If you need to compare several predictors and feature sets, you can use the nkuluflag module
All you need to do, is, in your main script, if you call the nkuluflag module, pass a parameter (named --mod) to tell it to use the test module:

cmd = 'python -m nkululeko.nkuluflag --config myconf.ini  --mod test '

Nkululeko: how to tweak the target variable for database comparison

Sometimes you want to compare two different databases that share a similar target variable, say, related to likability, but in a different scaling, say the one asked on a scale from 1 to 10 and the other used likert-scale from 1-7.

With nkululeko you can re-name labels, normalize the target values, and even inverse the polarity, for each databases.

In the following example there are two databases

[DATA]
databases = ['db1', 'db2']
db1.split_strategy = test
db1.scale = True
db2.colnames = {'non-attractive':'likability'}
db2.split_strategy = train
db2.scale = True
db2.reverse = True
db2.reverse.max = 10
target = likability
bins = [-1000, .2, 1000]
labels = ['less likable', 'more likable']

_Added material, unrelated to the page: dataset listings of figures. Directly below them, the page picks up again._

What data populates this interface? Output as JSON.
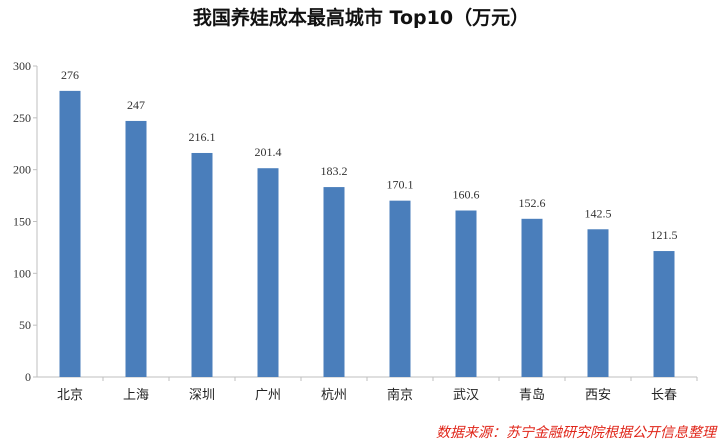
{
  "chart_data": {
    "type": "bar",
    "title": "我国养娃成本最高城市 Top10（万元）",
    "categories": [
      "北京",
      "上海",
      "深圳",
      "广州",
      "杭州",
      "南京",
      "武汉",
      "青岛",
      "西安",
      "长春"
    ],
    "values": [
      276,
      247,
      216.1,
      201.4,
      183.2,
      170.1,
      160.6,
      152.6,
      142.5,
      121.5
    ],
    "data_labels": [
      "276",
      "247",
      "216.1",
      "201.4",
      "183.2",
      "170.1",
      "160.6",
      "152.6",
      "142.5",
      "121.5"
    ],
    "ylim": [
      0,
      300
    ],
    "yticks": [
      0,
      50,
      100,
      150,
      200,
      250,
      300
    ],
    "grid": false,
    "bar_color": "#4a7ebb",
    "source": "数据来源：苏宁金融研究院根据公开信息整理"
  }
}
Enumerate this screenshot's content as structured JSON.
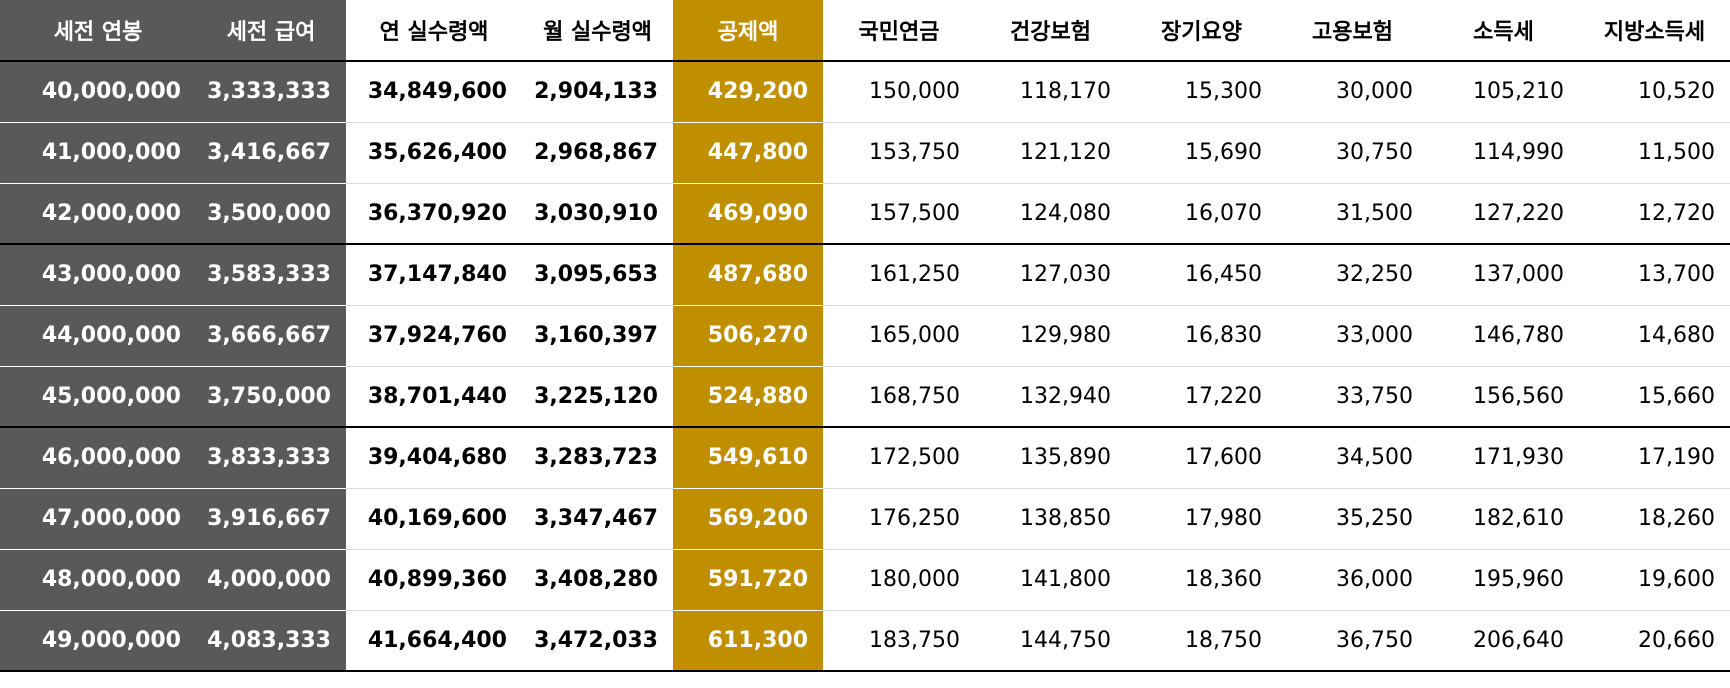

The one database db1 already has a likability label and just needs to be standard-normalized, the second one db2 has a related label non-attractive which needs to be renamed, inverted (based on a hypothetical maximum value of 10) and normalized.
Then, db1 can be used as test data and db2 as training.

Nkululeko: how to bin/discretize your feature values

With nkululeko since version 0.77.8 you have the possibility to convert all feature values into the discreet classes low, mid and high

Simply state

[FEATS]
type = ['praat']
scale = bins
store_format = csv

in your config to use Praat features.
With the store format stated as csv you will be able to look at the train and test features in the store folder.

The binning will be done based on the 33 and 66 percent of the training feature values.